This post first appeared on Harvard Business Review Blog Network
Gap announced last week that it would increase its hourly minimum wage to $9 this year and $10 next year. Naturally, President Obama applauded the decision, which was in line with his own push to raise the minimum wage. But what Gap is after is not greater fairness or less income inequality. According to the chain’s CEO, Glenn Murphy, the reason for this move is that Gap implemented a “reserve-in-store” program 18 months ago, meaning that customers can order a product online and then pick it up at a particular store. Gap realizes that this program won’t work without skilled, motivated, and loyal employees.
This is hardly a surprise to me.

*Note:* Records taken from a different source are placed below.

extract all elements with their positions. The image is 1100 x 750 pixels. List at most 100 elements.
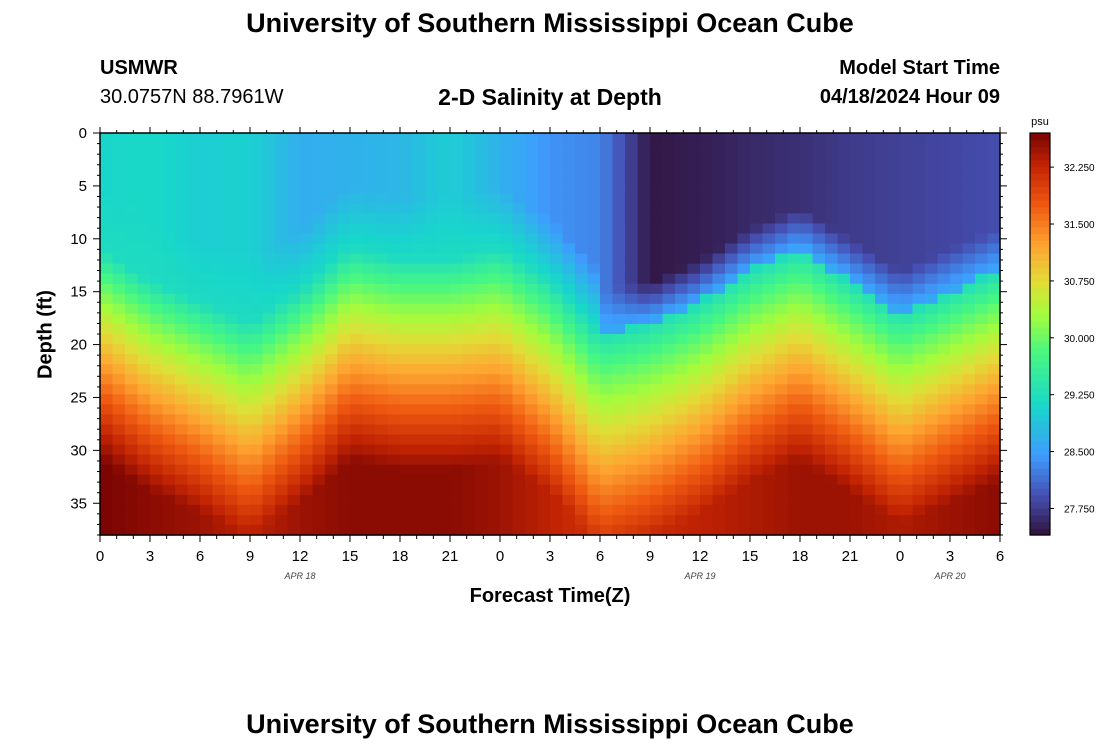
heatmap-cell: [900, 524, 914, 536]
heatmap-cell: [200, 313, 214, 325]
heatmap-cell: [325, 283, 339, 295]
heatmap-cell: [625, 233, 639, 245]
heatmap-cell: [962, 414, 976, 426]
heatmap-cell: [875, 323, 889, 335]
heatmap-cell: [837, 293, 851, 305]
heatmap-cell: [525, 293, 539, 305]
heatmap-cell: [762, 404, 776, 415]
heatmap-cell: [600, 484, 614, 496]
heatmap-cell: [425, 384, 439, 395]
heatmap-cell: [312, 163, 326, 174]
heatmap-cell: [525, 133, 539, 144]
heatmap-cell: [912, 454, 926, 466]
heatmap-cell: [737, 344, 751, 355]
heatmap-cell: [212, 464, 226, 476]
heatmap-cell: [275, 484, 289, 496]
heatmap-cell: [662, 354, 676, 365]
heatmap-cell: [362, 484, 376, 496]
heatmap-cell: [200, 484, 214, 496]
heatmap-cell: [262, 133, 276, 144]
heatmap-cell: [787, 334, 801, 345]
heatmap-cell: [475, 394, 489, 405]
heatmap-cell: [787, 514, 801, 526]
heatmap-cell: [425, 404, 439, 415]
heatmap-cell: [562, 384, 576, 395]
heatmap-cell: [100, 394, 114, 405]
heatmap-cell: [587, 213, 601, 225]
heatmap-cell: [287, 434, 301, 446]
heatmap-cell: [412, 203, 426, 214]
heatmap-cell: [537, 464, 551, 476]
heatmap-cell: [350, 303, 364, 315]
heatmap-cell: [875, 334, 889, 345]
heatmap-cell: [650, 133, 664, 144]
heatmap-cell: [200, 283, 214, 295]
colorbar-segment: [1030, 427, 1050, 436]
heatmap-cell: [937, 474, 951, 486]
heatmap-cell: [487, 504, 501, 516]
heatmap-cell: [637, 354, 651, 365]
heatmap-cell: [400, 143, 414, 154]
heatmap-cell: [800, 514, 814, 526]
heatmap-cell: [987, 514, 1001, 526]
heatmap-cell: [987, 414, 1001, 426]
heatmap-cell: [100, 263, 114, 275]
heatmap-cell: [637, 203, 651, 214]
heatmap-cell: [150, 243, 164, 255]
heatmap-cell: [400, 163, 414, 174]
heatmap-cell: [862, 504, 876, 516]
heatmap-cell: [712, 143, 726, 154]
heatmap-cell: [812, 454, 826, 466]
heatmap-cell: [637, 524, 651, 536]
heatmap-cell: [637, 334, 651, 345]
heatmap-cell: [675, 243, 689, 255]
heatmap-cell: [562, 193, 576, 204]
heatmap-cell: [287, 223, 301, 235]
colorbar-segment: [1030, 454, 1050, 462]
heatmap-cell: [100, 404, 114, 415]
heatmap-cell: [187, 233, 201, 245]
heatmap-cell: [987, 444, 1001, 456]
heatmap-cell: [962, 434, 976, 446]
heatmap-cell: [975, 474, 989, 486]
heatmap-cell: [412, 404, 426, 415]
heatmap-cell: [962, 273, 976, 285]
heatmap-cell: [625, 514, 639, 526]
heatmap-cell: [475, 444, 489, 456]
heatmap-cell: [837, 454, 851, 466]
heatmap-cell: [200, 514, 214, 526]
heatmap-cell: [787, 273, 801, 285]
heatmap-cell: [925, 404, 939, 415]
heatmap-cell: [475, 313, 489, 325]
colorbar-segment: [1030, 488, 1050, 496]
heatmap-cell: [962, 394, 976, 405]
heatmap-cell: [362, 344, 376, 355]
heatmap-cell: [162, 494, 176, 506]
heatmap-cell: [187, 444, 201, 456]
heatmap-cell: [450, 273, 464, 285]
heatmap-cell: [962, 233, 976, 245]
heatmap-cell: [237, 273, 251, 285]
heatmap-cell: [637, 153, 651, 164]
heatmap-cell: [587, 323, 601, 335]
heatmap-cell: [700, 424, 714, 436]
heatmap-cell: [950, 474, 964, 486]
heatmap-cell: [625, 504, 639, 516]
heatmap-cell: [187, 163, 201, 174]
heatmap-cell: [162, 374, 176, 385]
x-tick-label: 9: [246, 548, 254, 565]
heatmap-cell: [937, 213, 951, 225]
heatmap-cell: [900, 263, 914, 275]
heatmap-cell: [662, 303, 676, 315]
heatmap-cell: [875, 193, 889, 204]
heatmap-cell: [912, 253, 926, 265]
heatmap-cell: [887, 293, 901, 305]
heatmap-cell: [312, 283, 326, 295]
heatmap-cell: [387, 384, 401, 395]
colorbar-segment: [1030, 226, 1050, 235]
heatmap-cell: [625, 404, 639, 415]
heatmap-cell: [950, 424, 964, 436]
heatmap-cell: [237, 484, 251, 496]
heatmap-cell: [175, 474, 189, 486]
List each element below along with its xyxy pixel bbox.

Remember Borders bookstores? Almost 15 years ago, I studied Borders as it was trying to integrate its online store with its physical stores. Borders had great technology to tell online customers which book was available at which store. But there was a fatal hitch: the inventory data was not reliable. The system would tell a customer a book was in the store, but no one could find it. This happened 18% of the time! That’s way too many customers to let down and, in fact, Borders had to give up on the idea. Eventually, it went out of business.
Why were so many products not where they belonged? I found that stores that had fewer employees, less training, and more turnover had more of this problem. By going cheap on labor expenses, Borders made it hard to act on a strategic opportunity.
Borders is hardly alone in its lack of investment in employees and in the resulting operational problems. Most retailers follow what I call a bad jobs strategy. They see their employees as a cost to be minimized and invest very little in them. They pay poverty-level wages and offer unpredictable schedules that make it hard to hold a second job. They also design jobs in a way that makes it hard to do a good job; for example, to keep inventory data really accurate.
They don’t realize how much they lose this way. Retail stores are complex operating environments. A Gap store can have thousands of products, most of them in many sizes, and there are different places where they might be found—not only the shelves where they officially belong, but fitting rooms, storage areas, and special promotional displays, not to mention random places where customers might have left them. Customers come in with different wishes and need different amounts of help. When companies try to keep such a complex environment running with employees who are unmotivated, poorly trained, or overworked because they are too few in number, the result is poor execution. Products are in the wrong place or have the wrong price. Data are inaccurate. Promotions are advertised but not carried out. Employees can’t answer customers’ questions—they may not know the answers or they may not have time.
Pervasive problems like these reduce sales, reduce employee productivity, and increase costs. And, as Borders and others have found out, they can make it impossible for a company to seize a strategic business opportunity.
Gap’s decision to pay its employees more is a step in the right direction, but only a step. It allows the chain to improve store execution and deliver great performance, but it won’t make those happen all by itself. If Gap really wants to deliver excellence, it will need to complement its increased investment in employees with smart operational choices that ensure that employees are as productive as they can be and that they can play a bigger role in driving sales and reducing costs.
I know this is possible because, as I did the research for my book The Good Jobs Strategy, I found a set of companies already doing it. Whatever it does for the income gap in general, offering good jobs to employees – while delivering low prices and great service to their customers and excellent returns to their investors – could turn out great for Gap.